Alex Brill and Kyle Pomerleau | Alliance for Market Solutions

Chapter Snippet

In 2017, lawmakers passed the Tax Cuts and Jobs Act (TCJA), the most significant overhaul of US tax law since 1986. Among its many changes, the TCJA raised the standard deduction, limited several itemized deductions, eliminated the personal exemption, doubled the child tax credit, reduced the corporate income tax rate, temporarily allowed businesses to expense short-lived assets, and reformed the tax treatment of US multinational corporations’ foreign profits. While the 2017 law made substantial improvements to the tax code, major opportunities for additional reform remain. This chapter outlines a set of reforms to the individual and business tax systems that would create a broader, more neutral, and simpler tax base and encourage economic growth by reducing marginal tax rates on investment.

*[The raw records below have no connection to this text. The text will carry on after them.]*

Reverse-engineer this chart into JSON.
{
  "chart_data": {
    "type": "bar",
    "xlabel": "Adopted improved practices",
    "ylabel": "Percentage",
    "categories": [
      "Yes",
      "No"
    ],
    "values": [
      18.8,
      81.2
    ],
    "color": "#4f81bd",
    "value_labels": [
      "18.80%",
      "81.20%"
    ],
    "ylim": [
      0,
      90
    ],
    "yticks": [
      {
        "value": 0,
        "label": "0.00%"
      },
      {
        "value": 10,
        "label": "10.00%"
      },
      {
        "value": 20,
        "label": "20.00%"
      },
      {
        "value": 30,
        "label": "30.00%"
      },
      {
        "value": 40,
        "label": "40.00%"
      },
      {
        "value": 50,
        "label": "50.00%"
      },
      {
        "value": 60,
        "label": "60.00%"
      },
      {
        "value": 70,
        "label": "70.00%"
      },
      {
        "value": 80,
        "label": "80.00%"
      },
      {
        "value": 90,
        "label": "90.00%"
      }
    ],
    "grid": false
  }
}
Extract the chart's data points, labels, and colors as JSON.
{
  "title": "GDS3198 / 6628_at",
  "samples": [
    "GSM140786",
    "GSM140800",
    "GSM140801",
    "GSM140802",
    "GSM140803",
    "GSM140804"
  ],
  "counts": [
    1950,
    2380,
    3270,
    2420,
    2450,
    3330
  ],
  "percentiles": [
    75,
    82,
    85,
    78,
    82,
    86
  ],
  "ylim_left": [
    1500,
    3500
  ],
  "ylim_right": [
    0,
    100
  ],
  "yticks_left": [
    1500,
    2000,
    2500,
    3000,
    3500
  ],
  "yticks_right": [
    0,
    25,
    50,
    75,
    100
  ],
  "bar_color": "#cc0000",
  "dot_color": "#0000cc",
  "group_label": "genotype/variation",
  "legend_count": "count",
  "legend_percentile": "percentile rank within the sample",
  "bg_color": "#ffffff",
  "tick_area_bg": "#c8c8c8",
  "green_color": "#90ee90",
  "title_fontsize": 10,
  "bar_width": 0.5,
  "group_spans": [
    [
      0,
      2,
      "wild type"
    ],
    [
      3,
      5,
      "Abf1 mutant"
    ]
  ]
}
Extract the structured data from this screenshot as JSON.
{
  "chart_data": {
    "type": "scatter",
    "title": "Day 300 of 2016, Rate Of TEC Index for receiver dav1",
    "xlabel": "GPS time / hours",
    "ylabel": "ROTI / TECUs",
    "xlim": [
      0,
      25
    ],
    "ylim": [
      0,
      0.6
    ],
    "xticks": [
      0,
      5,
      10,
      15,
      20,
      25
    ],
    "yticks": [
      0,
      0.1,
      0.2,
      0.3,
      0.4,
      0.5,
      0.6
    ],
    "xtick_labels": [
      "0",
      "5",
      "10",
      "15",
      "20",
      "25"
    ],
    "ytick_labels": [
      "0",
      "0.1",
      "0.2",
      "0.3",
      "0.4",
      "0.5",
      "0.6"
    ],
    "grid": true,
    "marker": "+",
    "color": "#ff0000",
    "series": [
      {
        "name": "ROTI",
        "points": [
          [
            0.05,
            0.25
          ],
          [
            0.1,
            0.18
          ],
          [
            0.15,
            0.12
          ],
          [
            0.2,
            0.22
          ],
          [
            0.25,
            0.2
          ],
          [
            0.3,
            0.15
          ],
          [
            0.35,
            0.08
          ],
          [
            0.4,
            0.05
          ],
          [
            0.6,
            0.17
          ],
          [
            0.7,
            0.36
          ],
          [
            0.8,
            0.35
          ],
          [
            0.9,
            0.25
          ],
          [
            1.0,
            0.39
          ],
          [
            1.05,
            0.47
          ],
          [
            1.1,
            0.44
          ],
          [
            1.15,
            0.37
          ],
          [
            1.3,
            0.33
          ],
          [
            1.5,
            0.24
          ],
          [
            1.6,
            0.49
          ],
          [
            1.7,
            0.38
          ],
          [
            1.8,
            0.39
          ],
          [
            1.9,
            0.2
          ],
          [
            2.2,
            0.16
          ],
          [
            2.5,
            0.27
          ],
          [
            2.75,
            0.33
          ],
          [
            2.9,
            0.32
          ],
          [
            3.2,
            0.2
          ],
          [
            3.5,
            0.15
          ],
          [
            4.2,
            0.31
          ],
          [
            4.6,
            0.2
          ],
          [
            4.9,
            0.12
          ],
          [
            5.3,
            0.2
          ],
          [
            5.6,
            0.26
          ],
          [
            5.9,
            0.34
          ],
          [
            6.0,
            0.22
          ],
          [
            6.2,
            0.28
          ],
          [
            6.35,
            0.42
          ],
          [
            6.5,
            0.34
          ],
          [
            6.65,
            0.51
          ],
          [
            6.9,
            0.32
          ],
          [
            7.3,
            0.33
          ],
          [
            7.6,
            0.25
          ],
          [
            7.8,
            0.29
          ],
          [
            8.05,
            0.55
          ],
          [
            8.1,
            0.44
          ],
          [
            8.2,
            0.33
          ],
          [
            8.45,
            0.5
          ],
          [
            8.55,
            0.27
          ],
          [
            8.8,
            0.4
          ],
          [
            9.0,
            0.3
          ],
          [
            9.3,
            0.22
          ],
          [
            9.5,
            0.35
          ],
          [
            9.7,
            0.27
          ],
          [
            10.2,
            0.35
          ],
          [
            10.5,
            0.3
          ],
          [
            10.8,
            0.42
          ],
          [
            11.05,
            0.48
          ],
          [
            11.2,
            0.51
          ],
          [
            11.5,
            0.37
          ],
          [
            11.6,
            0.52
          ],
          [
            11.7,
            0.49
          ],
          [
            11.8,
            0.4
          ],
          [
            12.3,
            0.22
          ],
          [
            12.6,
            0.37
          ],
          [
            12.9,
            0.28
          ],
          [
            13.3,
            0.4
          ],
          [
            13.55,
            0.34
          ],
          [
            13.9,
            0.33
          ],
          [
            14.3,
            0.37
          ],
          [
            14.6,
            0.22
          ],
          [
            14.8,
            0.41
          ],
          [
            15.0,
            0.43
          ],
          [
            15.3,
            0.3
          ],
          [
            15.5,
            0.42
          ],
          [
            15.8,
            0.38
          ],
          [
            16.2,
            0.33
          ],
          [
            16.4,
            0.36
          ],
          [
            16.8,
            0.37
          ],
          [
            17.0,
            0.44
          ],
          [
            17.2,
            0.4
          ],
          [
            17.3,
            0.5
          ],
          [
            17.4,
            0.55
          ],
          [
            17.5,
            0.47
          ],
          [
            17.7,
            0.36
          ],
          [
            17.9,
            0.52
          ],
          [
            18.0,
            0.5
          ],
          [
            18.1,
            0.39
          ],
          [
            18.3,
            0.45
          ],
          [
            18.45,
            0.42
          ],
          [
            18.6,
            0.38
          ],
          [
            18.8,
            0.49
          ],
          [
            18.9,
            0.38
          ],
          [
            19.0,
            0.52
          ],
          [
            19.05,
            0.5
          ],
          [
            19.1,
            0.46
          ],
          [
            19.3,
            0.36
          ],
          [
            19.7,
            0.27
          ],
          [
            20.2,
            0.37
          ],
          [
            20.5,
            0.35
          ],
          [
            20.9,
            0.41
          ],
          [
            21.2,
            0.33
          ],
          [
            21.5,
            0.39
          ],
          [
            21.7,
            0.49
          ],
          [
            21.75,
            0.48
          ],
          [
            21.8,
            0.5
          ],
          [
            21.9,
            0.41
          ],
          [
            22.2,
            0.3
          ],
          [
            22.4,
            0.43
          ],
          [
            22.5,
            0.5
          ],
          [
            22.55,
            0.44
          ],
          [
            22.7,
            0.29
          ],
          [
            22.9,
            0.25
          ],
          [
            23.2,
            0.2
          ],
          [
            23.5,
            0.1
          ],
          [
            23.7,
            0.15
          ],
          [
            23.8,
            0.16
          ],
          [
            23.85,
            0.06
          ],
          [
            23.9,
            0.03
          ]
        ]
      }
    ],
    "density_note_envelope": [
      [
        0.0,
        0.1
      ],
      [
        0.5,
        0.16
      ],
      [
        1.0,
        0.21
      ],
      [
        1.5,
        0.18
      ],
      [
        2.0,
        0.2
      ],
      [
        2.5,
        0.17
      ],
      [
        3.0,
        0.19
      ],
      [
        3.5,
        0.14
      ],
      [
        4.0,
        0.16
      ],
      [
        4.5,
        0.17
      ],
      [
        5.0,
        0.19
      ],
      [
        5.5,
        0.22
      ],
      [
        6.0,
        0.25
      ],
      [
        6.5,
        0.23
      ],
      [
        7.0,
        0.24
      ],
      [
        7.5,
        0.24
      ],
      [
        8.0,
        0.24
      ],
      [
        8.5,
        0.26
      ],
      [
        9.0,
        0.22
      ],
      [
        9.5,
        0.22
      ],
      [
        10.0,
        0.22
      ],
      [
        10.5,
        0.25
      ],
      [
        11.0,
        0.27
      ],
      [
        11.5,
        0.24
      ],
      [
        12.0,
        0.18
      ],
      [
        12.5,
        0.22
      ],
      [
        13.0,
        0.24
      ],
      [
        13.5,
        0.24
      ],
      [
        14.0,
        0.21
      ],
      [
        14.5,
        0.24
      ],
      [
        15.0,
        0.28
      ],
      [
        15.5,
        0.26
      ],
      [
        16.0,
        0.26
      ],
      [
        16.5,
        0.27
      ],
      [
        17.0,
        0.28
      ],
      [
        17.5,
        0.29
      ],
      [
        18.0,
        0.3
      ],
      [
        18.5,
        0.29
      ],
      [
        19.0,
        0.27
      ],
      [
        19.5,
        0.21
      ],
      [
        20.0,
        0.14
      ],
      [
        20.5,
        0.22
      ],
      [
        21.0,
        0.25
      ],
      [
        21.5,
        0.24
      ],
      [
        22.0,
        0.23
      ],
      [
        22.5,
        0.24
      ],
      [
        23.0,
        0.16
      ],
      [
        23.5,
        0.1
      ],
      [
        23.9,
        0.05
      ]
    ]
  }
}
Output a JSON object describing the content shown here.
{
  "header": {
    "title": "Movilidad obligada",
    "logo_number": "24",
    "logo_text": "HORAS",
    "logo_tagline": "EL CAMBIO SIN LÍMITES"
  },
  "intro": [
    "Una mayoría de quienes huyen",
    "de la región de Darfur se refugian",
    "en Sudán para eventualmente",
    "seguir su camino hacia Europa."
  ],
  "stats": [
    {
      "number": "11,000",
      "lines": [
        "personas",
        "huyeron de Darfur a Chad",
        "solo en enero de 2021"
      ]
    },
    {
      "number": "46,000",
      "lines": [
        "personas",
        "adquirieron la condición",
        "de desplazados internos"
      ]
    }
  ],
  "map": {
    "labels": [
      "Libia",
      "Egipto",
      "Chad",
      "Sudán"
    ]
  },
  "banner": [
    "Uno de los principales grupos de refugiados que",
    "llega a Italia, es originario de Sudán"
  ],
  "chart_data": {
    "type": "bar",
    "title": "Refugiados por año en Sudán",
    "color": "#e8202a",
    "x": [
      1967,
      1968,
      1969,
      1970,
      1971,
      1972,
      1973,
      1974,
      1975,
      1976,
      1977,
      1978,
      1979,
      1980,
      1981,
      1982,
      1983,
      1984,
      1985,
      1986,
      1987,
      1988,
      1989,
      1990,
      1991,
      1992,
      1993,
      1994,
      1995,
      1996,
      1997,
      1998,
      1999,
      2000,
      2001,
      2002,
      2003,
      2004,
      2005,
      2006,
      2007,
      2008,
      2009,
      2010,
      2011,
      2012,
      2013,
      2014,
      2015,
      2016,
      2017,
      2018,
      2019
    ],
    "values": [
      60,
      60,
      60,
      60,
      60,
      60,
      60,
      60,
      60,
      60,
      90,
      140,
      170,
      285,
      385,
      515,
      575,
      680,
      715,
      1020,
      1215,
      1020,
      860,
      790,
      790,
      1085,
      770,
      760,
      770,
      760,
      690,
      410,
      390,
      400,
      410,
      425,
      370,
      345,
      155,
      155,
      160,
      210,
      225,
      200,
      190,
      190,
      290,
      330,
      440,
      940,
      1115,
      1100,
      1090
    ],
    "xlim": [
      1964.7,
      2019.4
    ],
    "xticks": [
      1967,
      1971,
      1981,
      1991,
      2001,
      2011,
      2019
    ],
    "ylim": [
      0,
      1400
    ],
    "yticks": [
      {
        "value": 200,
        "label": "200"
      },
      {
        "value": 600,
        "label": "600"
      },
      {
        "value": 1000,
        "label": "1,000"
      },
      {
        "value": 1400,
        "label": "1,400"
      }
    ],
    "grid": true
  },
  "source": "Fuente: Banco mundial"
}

The individual income tax reforms we recommend would broaden the tax base by eliminating most itemized deductions and the exclusions for employer-provided benefits and municipal bond interest. We would also reduce marginal tax rates by replacing the current income tax schedule with four income tax brackets for wage income and just two tax rates for all types of capital income. In addition, our plan would repeal certain tax preferences (such as education tax credits) and modify others (such as the earned income tax credit and child tax credit).

Our business tax reform would replace the current tax treatment of businesses with a 15 percent cash flow tax on all businesses, regardless of their legal form of organization. The cash flow tax would be destination based, which would greatly simplify the tax treatment of foreign profits. Our plan would eliminate several non-neutral business tax expenditures. It would also enact a border-adjusted excise tax on carbon emissions.

Relative to current law, under which key TCJA provisions expire at the end of 2025, our proposal would reduce long-run revenue. However, our proposal is approximately revenue neutral relative to a baseline in which Congress extends the expiring TCJA provisions permanently. Crucially, the reform would reduce disincentives for investment and work and increase business competitiveness.